Stock selling may continue on interest rate hike concerns

Concerns about a possible quicker pace to interest rate increases put stocks into a down draft that continued into Thursday.

Dow Jones futures were down by 0.34%. The S&P 500 fell 0.14% and the Nasdaq Composite was off 0.43%.

“I anticipate further gradual increases in the policy rate will be appropriate to both sustain a healthy labor market and stabilize inflation around our 2 percent objective," said Fed Governor Randal Quarles overnight in Tokyo. “The U.S. economy appears to be performing very well and, certainly, is in the best shape that it has been in since the crisis and, by many metrics, since well before the crisis."

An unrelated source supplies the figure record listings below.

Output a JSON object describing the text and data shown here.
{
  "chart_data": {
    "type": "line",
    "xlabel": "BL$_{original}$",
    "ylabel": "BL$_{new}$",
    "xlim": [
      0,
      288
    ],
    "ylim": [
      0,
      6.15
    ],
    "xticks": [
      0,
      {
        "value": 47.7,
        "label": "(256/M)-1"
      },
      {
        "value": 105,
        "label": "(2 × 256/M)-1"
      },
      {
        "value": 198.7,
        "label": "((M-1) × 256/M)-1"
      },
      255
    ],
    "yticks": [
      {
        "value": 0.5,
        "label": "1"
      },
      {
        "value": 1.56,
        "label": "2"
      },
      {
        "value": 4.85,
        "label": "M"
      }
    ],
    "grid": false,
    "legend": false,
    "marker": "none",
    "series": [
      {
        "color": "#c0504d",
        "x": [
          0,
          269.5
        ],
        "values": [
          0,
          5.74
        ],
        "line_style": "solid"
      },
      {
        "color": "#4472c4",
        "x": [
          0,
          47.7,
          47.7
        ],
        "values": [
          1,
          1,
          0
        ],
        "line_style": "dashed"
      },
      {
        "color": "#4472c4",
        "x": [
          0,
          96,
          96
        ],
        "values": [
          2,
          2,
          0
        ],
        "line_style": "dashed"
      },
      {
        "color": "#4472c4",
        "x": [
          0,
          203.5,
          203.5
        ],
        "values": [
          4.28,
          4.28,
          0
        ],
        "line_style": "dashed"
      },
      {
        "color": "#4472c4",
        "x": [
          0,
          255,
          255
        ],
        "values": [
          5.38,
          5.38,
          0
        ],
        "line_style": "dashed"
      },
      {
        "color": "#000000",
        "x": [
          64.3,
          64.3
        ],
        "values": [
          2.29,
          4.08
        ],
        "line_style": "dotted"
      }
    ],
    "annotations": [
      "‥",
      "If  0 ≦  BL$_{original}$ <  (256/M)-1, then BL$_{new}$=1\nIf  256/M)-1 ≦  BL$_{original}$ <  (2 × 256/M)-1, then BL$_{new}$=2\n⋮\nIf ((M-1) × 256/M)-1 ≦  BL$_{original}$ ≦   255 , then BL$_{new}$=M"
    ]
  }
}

The Dow surged more than 300 points after the release of the Fed’s minutes from the January meeting, but the drop in equities late in Wednesday’s session coincided with a spike in the benchmark 10-year Treasury yield, which hit a new four-year high of 2.957%. Yields rise as bond prices fall.

The Dow Jones Industrial Average fell 166.97 points, or 0.67%, to 24,797.78. The S&P 500 lost 14.93 points, or 0.55%, to 2,701.33. The Nasdaq Composite retrested 16.08 points, or 0.22%, to 7,218.23.

“What I do not want to see is the market retesting the lows from the bounce back day of that horrible week on 2/9,” said Melissa Armo of The Stock Swoosh. “If we go down there again I'm not feeling warm and snuggly that we hold and it may really create some selling pressure on the market with fears of rate hikes too quickly in 2018.”

In Europe, London’s FTSE, France’s CAC and Germany’s DAX all opened lower. London was down more than 1% after UK economic growth was revised lower. Selling accelerated in Frankfurt after the German business confidence index fell more than expected in February.

Asian markets were concerned about more interest rate hikes in the U.S.

Japan's Nikkei shed 1.1 percent, shares of office equipment maker Ricoh fell more than 5 percent on news it was conducting impairment tests.

Chinese markets returned to action, coming back from their long holiday break. The Shanghai Composite index was up 69.57 points or 2.17 percent at 3,268.73, its best single-day gain since August 2016.

On the economic calendar, market watchers will get the latest U.S. unemployment data with the release of the weekly jobless claims report.